Edtech startups pave the way for innovation in Kansas City
Kansas City may be in the early stages of building its startup community, but its well-connected ecosystem is becoming its greatest asset. While the health and energy sectors score low in terms of new business development, education has seen a surprising uptick in recent years. It remains to be seen if other industries will eventually score higher on the index for startups or if established businesses will stifle startup potential.
The Kansas City startup culture is moving in the right direction
Smart millennials repopulating old urban neighborhoods may be the first step to launching Kansas City’s startup scene. While the current domestic flux doesn’t bode well for the region, the increase of educated millennials paints a prettier picture. This could be a sign of things to come, if the startup community is able to build on this foundation.
- Kansas City is in the early stages of building its startup community, but a well-connected ecosystem is becoming its greatest asset.

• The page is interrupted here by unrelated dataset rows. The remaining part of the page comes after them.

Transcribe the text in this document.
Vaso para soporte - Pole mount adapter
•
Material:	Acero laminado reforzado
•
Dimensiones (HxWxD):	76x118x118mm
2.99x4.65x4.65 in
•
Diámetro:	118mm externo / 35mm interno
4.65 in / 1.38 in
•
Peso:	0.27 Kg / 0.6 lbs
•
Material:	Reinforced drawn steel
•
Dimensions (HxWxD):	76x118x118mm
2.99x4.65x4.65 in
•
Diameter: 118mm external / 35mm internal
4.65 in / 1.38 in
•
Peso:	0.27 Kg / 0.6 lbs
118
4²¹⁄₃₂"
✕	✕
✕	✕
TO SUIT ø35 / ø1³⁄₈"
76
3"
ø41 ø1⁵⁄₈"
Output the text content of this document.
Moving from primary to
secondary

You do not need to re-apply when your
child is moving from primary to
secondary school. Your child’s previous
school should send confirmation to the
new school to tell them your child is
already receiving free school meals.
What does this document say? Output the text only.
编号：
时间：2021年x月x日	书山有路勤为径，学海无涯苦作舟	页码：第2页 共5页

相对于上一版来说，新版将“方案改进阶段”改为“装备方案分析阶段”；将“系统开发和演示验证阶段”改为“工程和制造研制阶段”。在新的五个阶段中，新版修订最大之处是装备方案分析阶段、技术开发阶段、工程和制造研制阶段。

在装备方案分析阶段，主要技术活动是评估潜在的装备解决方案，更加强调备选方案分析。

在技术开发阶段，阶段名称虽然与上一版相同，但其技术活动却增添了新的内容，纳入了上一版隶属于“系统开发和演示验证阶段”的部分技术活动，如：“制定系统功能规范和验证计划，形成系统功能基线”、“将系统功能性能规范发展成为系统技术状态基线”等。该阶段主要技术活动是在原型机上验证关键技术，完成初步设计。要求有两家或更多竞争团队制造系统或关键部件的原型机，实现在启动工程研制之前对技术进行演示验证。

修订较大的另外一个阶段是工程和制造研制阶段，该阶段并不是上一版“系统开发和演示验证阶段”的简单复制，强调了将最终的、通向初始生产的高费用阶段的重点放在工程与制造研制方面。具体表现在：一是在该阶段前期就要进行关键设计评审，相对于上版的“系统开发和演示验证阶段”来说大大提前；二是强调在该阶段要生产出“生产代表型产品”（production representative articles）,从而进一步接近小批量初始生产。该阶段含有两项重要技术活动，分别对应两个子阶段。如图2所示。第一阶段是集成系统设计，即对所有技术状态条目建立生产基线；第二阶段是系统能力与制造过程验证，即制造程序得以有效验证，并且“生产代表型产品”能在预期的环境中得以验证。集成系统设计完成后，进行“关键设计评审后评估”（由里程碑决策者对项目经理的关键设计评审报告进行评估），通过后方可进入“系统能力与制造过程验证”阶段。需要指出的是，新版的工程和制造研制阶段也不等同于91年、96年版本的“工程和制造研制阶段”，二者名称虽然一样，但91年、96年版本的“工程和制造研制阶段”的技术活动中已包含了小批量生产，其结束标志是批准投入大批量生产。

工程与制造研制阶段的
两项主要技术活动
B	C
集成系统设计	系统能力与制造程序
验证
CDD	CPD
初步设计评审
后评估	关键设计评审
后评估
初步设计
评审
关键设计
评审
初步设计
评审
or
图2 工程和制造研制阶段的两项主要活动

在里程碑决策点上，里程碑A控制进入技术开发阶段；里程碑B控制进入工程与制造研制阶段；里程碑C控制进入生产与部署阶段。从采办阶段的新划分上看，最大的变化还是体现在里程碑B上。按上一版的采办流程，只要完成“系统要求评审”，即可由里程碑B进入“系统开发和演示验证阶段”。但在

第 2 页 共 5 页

The city came in 24th overall in the Index, but it performed well in the ecosystem connectivity survey (9th), suggesting that entrepreneurs perceive strong support from other actors in the community. Involvement from corporate (3rd) and institutional partners (7th), engaged citizens (4th), and loud local cheerleaders trumpeting the region’s successes (7th) are key building blocks for the city’s transformation.
- The local regulatory environment and quality of life emerged as strong points of the region, but a lack of openness to new ideas may be the city’s greatest cultural weakness.
The city came in 14th and 17th on the first two indicators, but 21st on the third.
- Kansas City as a whole may not be a talent magnet, but the pieces exist to compete in the digital economy.
The region performed poorly in terms of both general population inflows from outside the region (25th) and talented millennial inflows from outside the region (21st), but it performed very well in terms of tech talent (10th). To stay competitive, it will be important to nurture this growing talent pool.
- The city can build on its strength in construction, transportation and logistics, but first it needs to build out its startup community.
Established business clusters in these smart city sectors (7th) suggest a potential competitive advantage in the digital economy, but this has not translated yet into a vibrant smart city startup scene (21st).
- Millennials repopulating old urban neighborhoods may be the first step to launching Kansas City’s startup scene.
The city reported one of the fastest rates of increase in young people already within the region’s vicinity moving into dense, urban neighborhoods (6th). This could be a sign of things to come, if the startup community is able to build on that foundation.